Au cours des 40 ans qui ont suivi (le sida poursuivant ses ravages), médecins et scientifiques n’ont jamais cessé de craindre l’arrivée de nouvelles maladies infectieuses dévastatrices ou la résurgence d’anciennes. Les alertes ont été nombreuses, mais elles n’ont pas suffi. La pandémie de Covid qui clôt cette séquence est presque, dans sa marche, le reflet inversé de celle liée au VIH. Alors que ce dernier avait donc mis un temps immémorial avant de conquérir une planète en voie de devenir un village global, au contraire le SARS-CoV-2, apparu dans une mégalopole, n’a eu besoin que de quelques mois dans notre monde hyperconnecté pour frapper fort et partout, et peut-être sonner le glas de la période, tant il provoque de dégâts socio-économiques, ce dont témoigne une efflorescence de débats, par exemple en Europe, sur la nécessité de relocaliser certaines productions ou de mutualiser les dettes pour relancer l’activité et d’opposer à un laisser-faire économique débridé un « quoi qu’il en coûte » bien régalien.

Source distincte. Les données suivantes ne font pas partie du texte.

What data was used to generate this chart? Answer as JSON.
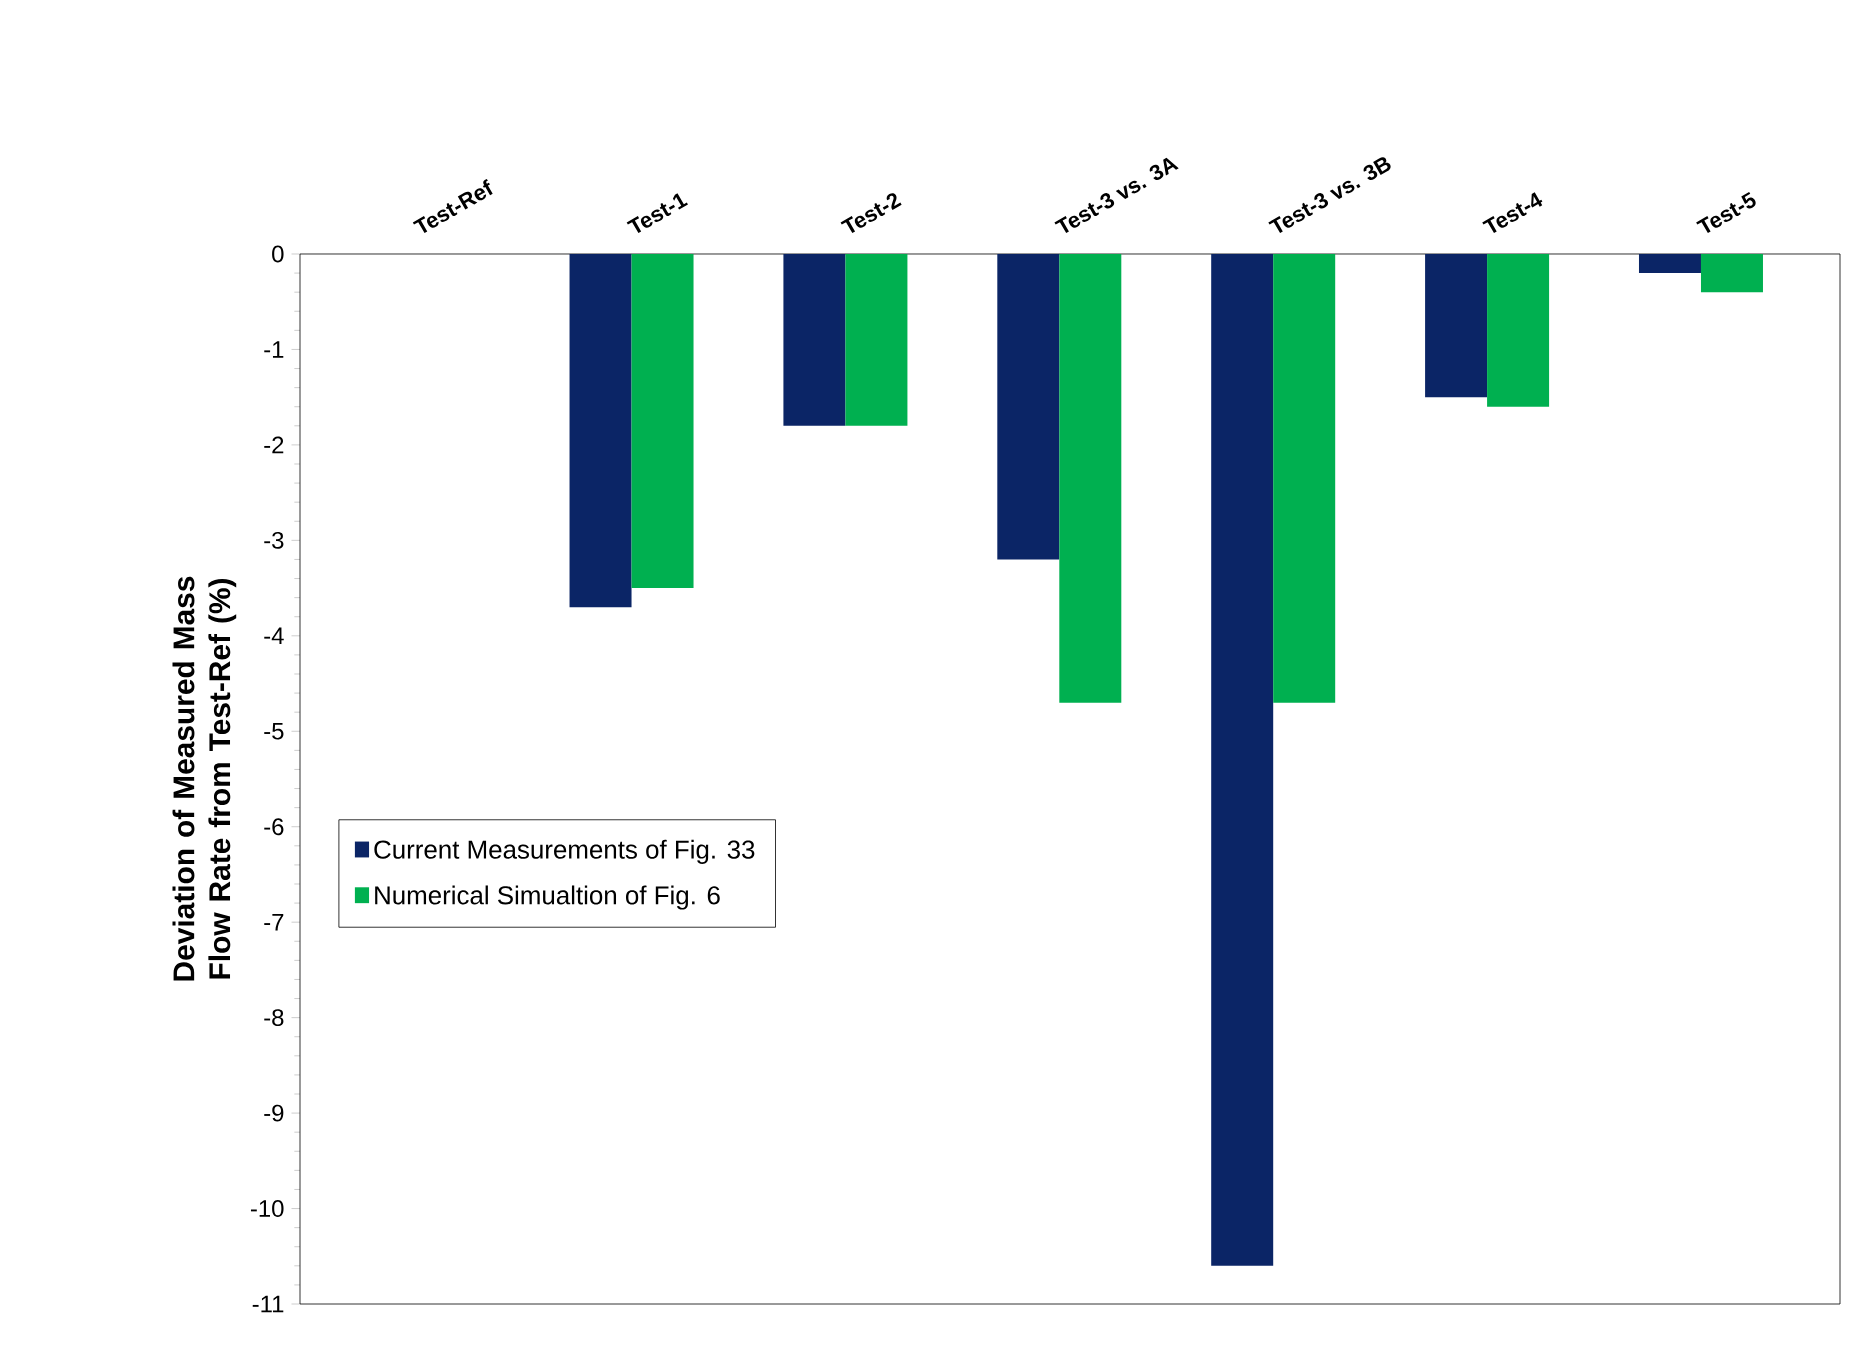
{
  "chart_data": {
    "type": "bar",
    "ylabel": "Deviation of Measured Mass Flow Rate from Test-Ref (%)",
    "categories": [
      "Test-Ref",
      "Test-1",
      "Test-2",
      "Test-3 vs. 3A",
      "Test-3 vs. 3B",
      "Test-4",
      "Test-5"
    ],
    "series": [
      {
        "name": "Current Measurements of Fig. 33",
        "color": "#0b2566",
        "values": [
          0,
          -3.7,
          -1.8,
          -3.2,
          -10.6,
          -1.5,
          -0.2
        ]
      },
      {
        "name": "Numerical Simualtion of Fig. 6",
        "color": "#00b050",
        "values": [
          0,
          -3.5,
          -1.8,
          -4.7,
          -4.7,
          -1.6,
          -0.4
        ]
      }
    ],
    "ylim": [
      -11,
      0
    ],
    "yticks": [
      0,
      -1,
      -2,
      -3,
      -4,
      -5,
      -6,
      -7,
      -8,
      -9,
      -10,
      -11
    ],
    "legend": "left",
    "grid": false
  }
}
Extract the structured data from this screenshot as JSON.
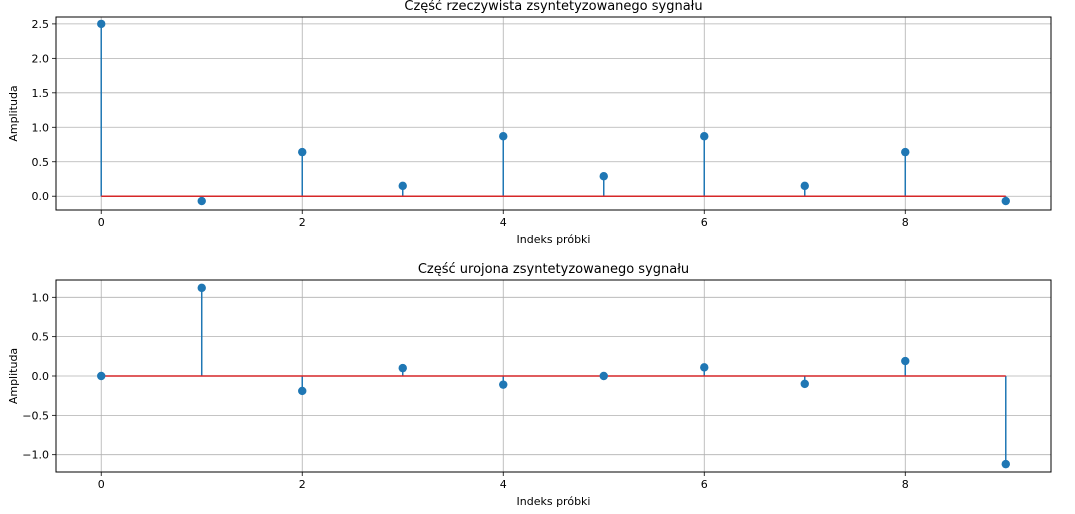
{
  "chart_data": [
    {
      "type": "stem",
      "title": "Część rzeczywista zsyntetyzowanego sygnału",
      "xlabel": "Indeks próbki",
      "ylabel": "Amplituda",
      "x": [
        0,
        1,
        2,
        3,
        4,
        5,
        6,
        7,
        8,
        9
      ],
      "values": [
        2.5,
        -0.07,
        0.64,
        0.15,
        0.87,
        0.29,
        0.87,
        0.15,
        0.64,
        -0.07
      ],
      "xlim": [
        -0.45,
        9.45
      ],
      "ylim": [
        -0.2,
        2.6
      ],
      "xticks": [
        0,
        2,
        4,
        6,
        8
      ],
      "xtick_labels": [
        "0",
        "2",
        "4",
        "6",
        "8"
      ],
      "yticks": [
        0.0,
        0.5,
        1.0,
        1.5,
        2.0,
        2.5
      ],
      "ytick_labels": [
        "0.0",
        "0.5",
        "1.0",
        "1.5",
        "2.0",
        "2.5"
      ],
      "grid": true,
      "colors": {
        "stem": "#1f77b4",
        "baseline": "#d62728"
      }
    },
    {
      "type": "stem",
      "title": "Część urojona zsyntetyzowanego sygnału",
      "xlabel": "Indeks próbki",
      "ylabel": "Amplituda",
      "x": [
        0,
        1,
        2,
        3,
        4,
        5,
        6,
        7,
        8,
        9
      ],
      "values": [
        0.0,
        1.12,
        -0.19,
        0.1,
        -0.11,
        0.0,
        0.11,
        -0.1,
        0.19,
        -1.12
      ],
      "xlim": [
        -0.45,
        9.45
      ],
      "ylim": [
        -1.22,
        1.22
      ],
      "xticks": [
        0,
        2,
        4,
        6,
        8
      ],
      "xtick_labels": [
        "0",
        "2",
        "4",
        "6",
        "8"
      ],
      "yticks": [
        -1.0,
        -0.5,
        0.0,
        0.5,
        1.0
      ],
      "ytick_labels": [
        "−1.0",
        "−0.5",
        "0.0",
        "0.5",
        "1.0"
      ],
      "grid": true,
      "colors": {
        "stem": "#1f77b4",
        "baseline": "#d62728"
      }
    }
  ]
}
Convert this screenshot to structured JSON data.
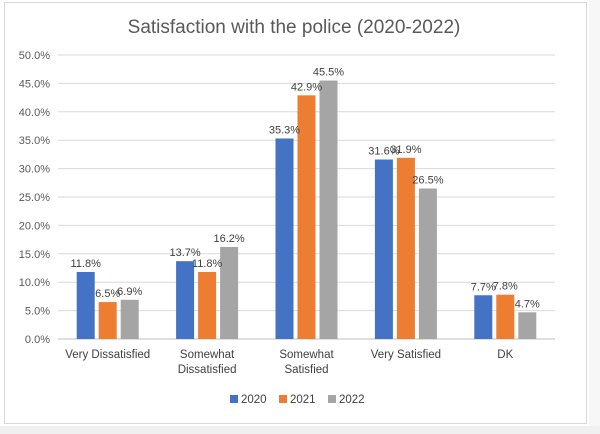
{
  "chart_data": {
    "type": "bar",
    "title": "Satisfaction with the police (2020-2022)",
    "xlabel": "",
    "ylabel": "",
    "ylim": [
      0,
      50
    ],
    "ytick_labels": [
      "0.0%",
      "5.0%",
      "10.0%",
      "15.0%",
      "20.0%",
      "25.0%",
      "30.0%",
      "35.0%",
      "40.0%",
      "45.0%",
      "50.0%"
    ],
    "categories": [
      [
        "Very Dissatisfied"
      ],
      [
        "Somewhat",
        "Dissatisfied"
      ],
      [
        "Somewhat",
        "Satisfied"
      ],
      [
        "Very Satisfied"
      ],
      [
        "DK"
      ]
    ],
    "series": [
      {
        "name": "2020",
        "color": "#4472c4",
        "values": [
          11.8,
          13.7,
          35.3,
          31.6,
          7.7
        ],
        "labels": [
          "11.8%",
          "13.7%",
          "35.3%",
          "31.6%",
          "7.7%"
        ]
      },
      {
        "name": "2021",
        "color": "#ed7d31",
        "values": [
          6.5,
          11.8,
          42.9,
          31.9,
          7.8
        ],
        "labels": [
          "6.5%",
          "11.8%",
          "42.9%",
          "31.9%",
          "7.8%"
        ]
      },
      {
        "name": "2022",
        "color": "#a5a5a5",
        "values": [
          6.9,
          16.2,
          45.5,
          26.5,
          4.7
        ],
        "labels": [
          "6.9%",
          "16.2%",
          "45.5%",
          "26.5%",
          "4.7%"
        ]
      }
    ],
    "grid": true,
    "legend": "bottom"
  }
}
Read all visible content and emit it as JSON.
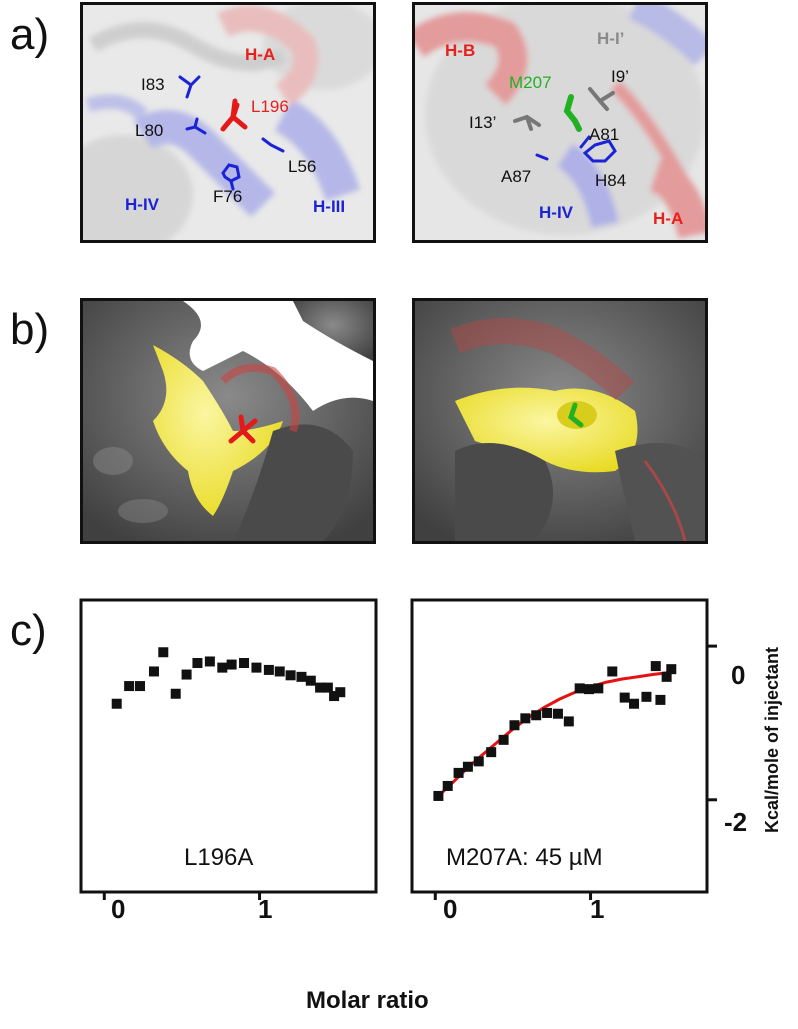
{
  "panels": {
    "a": "a)",
    "b": "b)",
    "c": "c)"
  },
  "a_left": {
    "labels": {
      "ha": "H-A",
      "i83": "I83",
      "l196": "L196",
      "l80": "L80",
      "l56": "L56",
      "f76": "F76",
      "hiv": "H-IV",
      "hiii": "H-III"
    }
  },
  "a_right": {
    "labels": {
      "hb": "H-B",
      "hi_prime": "H-I’",
      "m207": "M207",
      "i9": "I9’",
      "i13": "I13’",
      "a81": "A81",
      "a87": "A87",
      "h84": "H84",
      "hiv": "H-IV",
      "ha": "H-A"
    }
  },
  "colors": {
    "red": "#e8201c",
    "blue": "#1a23d6",
    "green": "#22b122",
    "gray": "#8a8a8a",
    "yellow": "#f2ea2a",
    "surface": "#5e5e5e",
    "fit_line": "#e41212"
  },
  "chart_data": [
    {
      "type": "scatter",
      "label": "L196A",
      "xticks": [
        "0",
        "1"
      ],
      "xlim": [
        -0.15,
        1.75
      ],
      "ylim": [
        -3.2,
        0.6
      ],
      "points": [
        [
          0.08,
          -0.75
        ],
        [
          0.16,
          -0.52
        ],
        [
          0.23,
          -0.52
        ],
        [
          0.32,
          -0.33
        ],
        [
          0.38,
          -0.08
        ],
        [
          0.46,
          -0.62
        ],
        [
          0.53,
          -0.37
        ],
        [
          0.6,
          -0.22
        ],
        [
          0.68,
          -0.2
        ],
        [
          0.76,
          -0.28
        ],
        [
          0.82,
          -0.24
        ],
        [
          0.9,
          -0.22
        ],
        [
          0.98,
          -0.28
        ],
        [
          1.06,
          -0.31
        ],
        [
          1.13,
          -0.33
        ],
        [
          1.2,
          -0.38
        ],
        [
          1.27,
          -0.4
        ],
        [
          1.33,
          -0.45
        ],
        [
          1.39,
          -0.54
        ],
        [
          1.44,
          -0.54
        ],
        [
          1.48,
          -0.65
        ],
        [
          1.52,
          -0.6
        ]
      ]
    },
    {
      "type": "scatter",
      "label": "M207A: 45 µM",
      "xticks": [
        "0",
        "1"
      ],
      "yticks": [
        "0",
        "-2"
      ],
      "ylabel": "Kcal/mole of injectant",
      "xlim": [
        -0.15,
        1.75
      ],
      "ylim": [
        -3.2,
        0.6
      ],
      "points": [
        [
          0.02,
          -1.95
        ],
        [
          0.08,
          -1.82
        ],
        [
          0.15,
          -1.65
        ],
        [
          0.21,
          -1.57
        ],
        [
          0.28,
          -1.5
        ],
        [
          0.36,
          -1.38
        ],
        [
          0.44,
          -1.22
        ],
        [
          0.51,
          -1.03
        ],
        [
          0.58,
          -0.94
        ],
        [
          0.65,
          -0.9
        ],
        [
          0.72,
          -0.87
        ],
        [
          0.79,
          -0.88
        ],
        [
          0.86,
          -0.98
        ],
        [
          0.93,
          -0.55
        ],
        [
          0.99,
          -0.56
        ],
        [
          1.05,
          -0.55
        ],
        [
          1.14,
          -0.33
        ],
        [
          1.22,
          -0.67
        ],
        [
          1.28,
          -0.75
        ],
        [
          1.36,
          -0.66
        ],
        [
          1.42,
          -0.26
        ],
        [
          1.45,
          -0.7
        ],
        [
          1.49,
          -0.4
        ],
        [
          1.52,
          -0.3
        ]
      ],
      "fit": [
        [
          0.02,
          -1.95
        ],
        [
          0.1,
          -1.8
        ],
        [
          0.2,
          -1.6
        ],
        [
          0.3,
          -1.42
        ],
        [
          0.4,
          -1.25
        ],
        [
          0.5,
          -1.08
        ],
        [
          0.6,
          -0.93
        ],
        [
          0.7,
          -0.8
        ],
        [
          0.8,
          -0.69
        ],
        [
          0.9,
          -0.6
        ],
        [
          1.0,
          -0.53
        ],
        [
          1.1,
          -0.47
        ],
        [
          1.2,
          -0.43
        ],
        [
          1.3,
          -0.4
        ],
        [
          1.4,
          -0.37
        ],
        [
          1.52,
          -0.34
        ]
      ]
    }
  ],
  "shared_xlabel": "Molar ratio"
}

La grippe espagnole, à laquelle on compare beaucoup l’actuelle épidémie, avait été le point final et exacerbé qui concluait la grande boucherie de la Première Guerre mondiale ; l’apparition du SARS-CoV-2, avec ses conséquences inouïes, est peut-être ainsi le signal de clôture de l’immense mouvement brownien qui agite le monde depuis les années 1980 et dont le sida fut un des premiers et tragiques symptômes.